Oxymoron & Compensation Productions présentent: la Formule 1 verte

Oxymoron & Compensation Productions présentent: la Formule 1 verte

Vous imaginez un proxénète féministe, un mac qui verserait une contribution à la lutte contre la traite des blanches pour chaque passe endurée par ses filles ?

Et un boucher végétarien, un opérateur d’abattoir qui s’absoudrait des bêtes occises sur ses chaînes par des dons à Peta ?

Ou encore un chimiste bio, Monsanto ou Bayer qui financerait un programme de développement de l’agriculture intégrée?

Non?! Alors là, je dois vous le dire, vous manquez cruellement d’imagination. Et vous avez intérêt à revoir sans délai vos grilles d’analyse si vous ne voulez pas être irrémédiablement largués par le monde en marche. Car si les oxymorons éthiques évoqués ci-dessus constituent des specimens de démonstration dont j’ignore s’ils sont ou seront in fine sortis par la société, il en est un autre, à tout le moins aussi fascinant, qui vient d’être mis en vitrine: la Formule 1 (et, plus globalement, la course automobile) verte.

Entendons-nous bien: il ne s’agit pas ici d’une déclinaison du concept Formule 1 pour l’ouvrir à des véhicules électriques, alimentés par des panneaux photovoltaïques voire roulant à l’agrocarburant de Xème génération. Non, on n’est pas dans l’ersatz écologiquement correct mais dans l’originel, l’authentique, le vrai de vrai: le bolide fumant et rugissant.

Je devine votre incompréhension voire votre incrédulité. Comment une bagnole consommant plus de 70 litres d’essence (sans plomb, le règlement y tient!) aux 100, émettant quelque 1.500gr/CO2 au kilomètre, usant les trains de pneus comme un peep-show les mouchoirs jetables, générant un bruit allant de 140 à 150 décibels soit autant qu’un avion au décollage et bien au-delà du supportable pourrait-elle prétendre au label vert…? C’est pourtant simple. Allez, réfléchissez.

Vraiment pas d’idée? Bon, je vous donne la formule magique, le sésame ouvrant au pécheur les portes de la vertu: la compensation carbone, bien sûr!

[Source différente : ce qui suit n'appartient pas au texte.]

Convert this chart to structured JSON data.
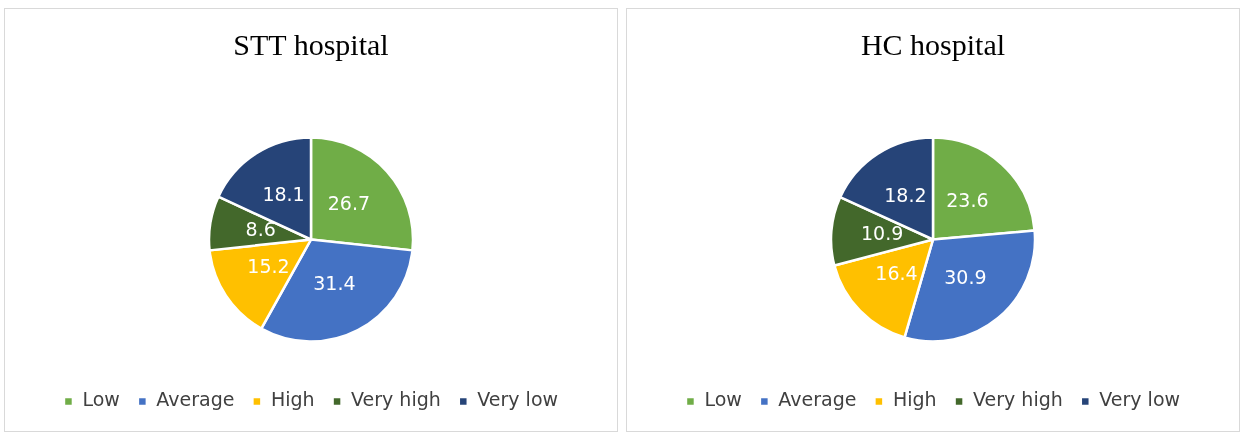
{
  "chart_data": [
    {
      "type": "pie",
      "title": "STT hospital",
      "categories": [
        "Low",
        "Average",
        "High",
        "Very high",
        "Very low"
      ],
      "values": [
        26.7,
        31.4,
        15.2,
        8.6,
        18.1
      ],
      "colors": [
        "#70ad47",
        "#4472c4",
        "#ffc000",
        "#43682b",
        "#264478"
      ],
      "legend": "bottom",
      "data_labels": true
    },
    {
      "type": "pie",
      "title": "HC hospital",
      "categories": [
        "Low",
        "Average",
        "High",
        "Very high",
        "Very low"
      ],
      "values": [
        23.6,
        30.9,
        16.4,
        10.9,
        18.2
      ],
      "colors": [
        "#70ad47",
        "#4472c4",
        "#ffc000",
        "#43682b",
        "#264478"
      ],
      "legend": "bottom",
      "data_labels": true
    }
  ]
}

C’est “Le Soir” du jeudi 24 mars dernier qui nous annonça la nouvelle doublement bonne puisqu’elle mettait dans le même temps à l’honneur notre nouveau héros national, “le premier pilote belge en Formule 1 depuis 26 ans” : “ D’Ambrosio sera le premier pilote de F1 “vert” – Figure de proue de la filière Gravity créée par Gérard Lopez et Eric Lux, propriétaires par ailleurs de l’écurie Renault, Jérôme D’Ambrosio deviendra bientôt le leader d’une filière “verte” voulue par son management. “Notre filière gère pas moins de quinze pilotes, engagés du kart à la F1”, dit un représentant de Gravity. “Et nous finalisons ce programme “vert” à travers lequel tous leurs déplacements et courses feront notamment l’objet d’une compensation carbone.”

Aaaaaaah, la compensation carbone… Que voilà une bien belle invention! Finie désormais la culpabilité; aux diables, les reproches: allez et polluez en paix… pour autant que vous compensiez. Ce que ne font certainement pas les donneurs de leçon frustrés fustigeant 4X4, piscines, mini-trips hebdomadaires et vacances insulaires qu’ils n’ont pas les moyens de se payer!

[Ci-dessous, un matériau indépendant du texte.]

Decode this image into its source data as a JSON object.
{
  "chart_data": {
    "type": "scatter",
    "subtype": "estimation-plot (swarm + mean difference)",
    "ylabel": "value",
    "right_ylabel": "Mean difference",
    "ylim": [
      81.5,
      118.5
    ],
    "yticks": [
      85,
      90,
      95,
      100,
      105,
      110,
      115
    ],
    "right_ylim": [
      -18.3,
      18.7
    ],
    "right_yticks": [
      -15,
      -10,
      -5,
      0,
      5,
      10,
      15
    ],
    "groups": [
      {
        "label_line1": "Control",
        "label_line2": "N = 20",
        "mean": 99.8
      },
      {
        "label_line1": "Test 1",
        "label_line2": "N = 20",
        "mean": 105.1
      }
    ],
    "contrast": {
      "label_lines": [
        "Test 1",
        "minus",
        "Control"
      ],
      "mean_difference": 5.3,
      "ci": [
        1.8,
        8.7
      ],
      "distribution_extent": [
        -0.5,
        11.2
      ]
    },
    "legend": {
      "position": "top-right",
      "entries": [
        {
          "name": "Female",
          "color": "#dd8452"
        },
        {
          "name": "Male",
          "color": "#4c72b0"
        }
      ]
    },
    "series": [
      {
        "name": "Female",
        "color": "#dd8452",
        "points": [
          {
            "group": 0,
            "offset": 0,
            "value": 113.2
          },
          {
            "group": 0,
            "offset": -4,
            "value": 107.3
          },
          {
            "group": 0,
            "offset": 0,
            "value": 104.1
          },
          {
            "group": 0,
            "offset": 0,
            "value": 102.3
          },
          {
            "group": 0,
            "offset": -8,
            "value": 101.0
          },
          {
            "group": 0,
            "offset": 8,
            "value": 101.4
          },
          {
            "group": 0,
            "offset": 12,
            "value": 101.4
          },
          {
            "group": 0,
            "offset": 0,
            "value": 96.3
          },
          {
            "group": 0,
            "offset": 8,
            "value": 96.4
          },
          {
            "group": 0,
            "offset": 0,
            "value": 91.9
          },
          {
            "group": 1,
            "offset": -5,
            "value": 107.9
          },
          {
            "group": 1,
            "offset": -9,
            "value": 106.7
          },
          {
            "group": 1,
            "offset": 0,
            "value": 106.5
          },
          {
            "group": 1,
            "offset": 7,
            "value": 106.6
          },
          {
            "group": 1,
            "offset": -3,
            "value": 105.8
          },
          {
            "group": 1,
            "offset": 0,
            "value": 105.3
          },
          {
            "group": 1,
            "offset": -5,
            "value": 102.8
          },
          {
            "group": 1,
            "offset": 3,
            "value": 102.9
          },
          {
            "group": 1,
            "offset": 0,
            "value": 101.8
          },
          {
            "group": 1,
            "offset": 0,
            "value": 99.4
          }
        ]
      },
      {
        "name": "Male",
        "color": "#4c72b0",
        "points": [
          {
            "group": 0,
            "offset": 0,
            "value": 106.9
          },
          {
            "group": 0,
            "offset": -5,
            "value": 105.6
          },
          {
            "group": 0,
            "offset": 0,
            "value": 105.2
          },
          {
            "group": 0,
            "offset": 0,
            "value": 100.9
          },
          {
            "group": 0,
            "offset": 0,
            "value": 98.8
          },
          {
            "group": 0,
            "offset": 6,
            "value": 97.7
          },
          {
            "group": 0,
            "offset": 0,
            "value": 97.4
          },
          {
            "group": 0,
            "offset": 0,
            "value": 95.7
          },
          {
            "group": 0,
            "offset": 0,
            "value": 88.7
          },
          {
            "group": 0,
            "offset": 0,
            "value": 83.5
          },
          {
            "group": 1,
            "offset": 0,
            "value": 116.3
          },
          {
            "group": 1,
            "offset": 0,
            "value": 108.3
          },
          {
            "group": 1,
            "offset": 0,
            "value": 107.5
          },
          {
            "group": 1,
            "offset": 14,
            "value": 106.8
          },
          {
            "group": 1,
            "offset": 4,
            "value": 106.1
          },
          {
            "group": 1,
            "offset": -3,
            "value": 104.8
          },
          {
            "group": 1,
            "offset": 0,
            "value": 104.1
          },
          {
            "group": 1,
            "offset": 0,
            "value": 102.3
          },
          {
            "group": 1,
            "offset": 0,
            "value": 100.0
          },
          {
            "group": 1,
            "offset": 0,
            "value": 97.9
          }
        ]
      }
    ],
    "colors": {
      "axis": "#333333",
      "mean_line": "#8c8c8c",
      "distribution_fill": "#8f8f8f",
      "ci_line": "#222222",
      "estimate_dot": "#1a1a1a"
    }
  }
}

D’accord, je caricature quelque peu mais il n’empêche que l’on atteint là des sommets dans l’art de la Tartufferie.

La Formule 1 est une activité – je lui refuse le titre de “sport” – que l’on peut affubler de nombreux vocables et qualificatifs mais s’il y en a un auquel elle ne pourra jamais prétendre, c’est bien “vert”. Et aucune compensation carbone ne pourra changer cette réalité.

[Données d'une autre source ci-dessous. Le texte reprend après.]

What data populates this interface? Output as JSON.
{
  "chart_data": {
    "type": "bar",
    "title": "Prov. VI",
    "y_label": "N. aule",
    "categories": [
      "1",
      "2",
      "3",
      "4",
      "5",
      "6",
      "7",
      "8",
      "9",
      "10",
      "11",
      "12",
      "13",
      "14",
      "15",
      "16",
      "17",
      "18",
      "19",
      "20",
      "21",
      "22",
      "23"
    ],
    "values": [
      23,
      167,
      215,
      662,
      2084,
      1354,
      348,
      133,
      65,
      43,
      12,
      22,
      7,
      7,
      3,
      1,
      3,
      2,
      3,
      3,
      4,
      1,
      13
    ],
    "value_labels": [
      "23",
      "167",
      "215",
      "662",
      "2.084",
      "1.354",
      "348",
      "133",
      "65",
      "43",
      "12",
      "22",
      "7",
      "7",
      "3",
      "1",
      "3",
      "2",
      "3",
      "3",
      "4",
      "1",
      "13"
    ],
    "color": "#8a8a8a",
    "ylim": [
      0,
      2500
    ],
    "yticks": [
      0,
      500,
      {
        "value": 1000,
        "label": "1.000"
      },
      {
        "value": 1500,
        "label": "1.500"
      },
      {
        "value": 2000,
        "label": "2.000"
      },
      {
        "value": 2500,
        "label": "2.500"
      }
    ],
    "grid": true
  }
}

J’ai évoqué plus haut ses “performances” en termes de consommation, d’émissions de CO2 et de bruit. On pourrait ajouter, sur un plan plus éthique, que l’on peine à trouver sa valeur d’exemple et qu’elle promeut tout au contraire des valeurs et comportements le plus souvent à l’antipode du souhaitable: invasion publicitaire, gabegie financière, culte du luxe et de l’artifice, gaspillage des ressources instauré en mode de vie. Sur ce dernier point, le quotidien “The Guardian” a publié en 2007 une enquête sur le bilan carbone de la saison du pilote britannique Jason Button. Le résultat se situait autour de 50 tonnes de CO2 émis… dont plus de la moitié liée aux déplacements incessants du bonhomme entre sa résidence monégasque (no comment) et les divers circuits. Et cela ne tenait pas compte des “breaks” pris entre deux courses pour relâcher la pression à l’autre bout de la planète.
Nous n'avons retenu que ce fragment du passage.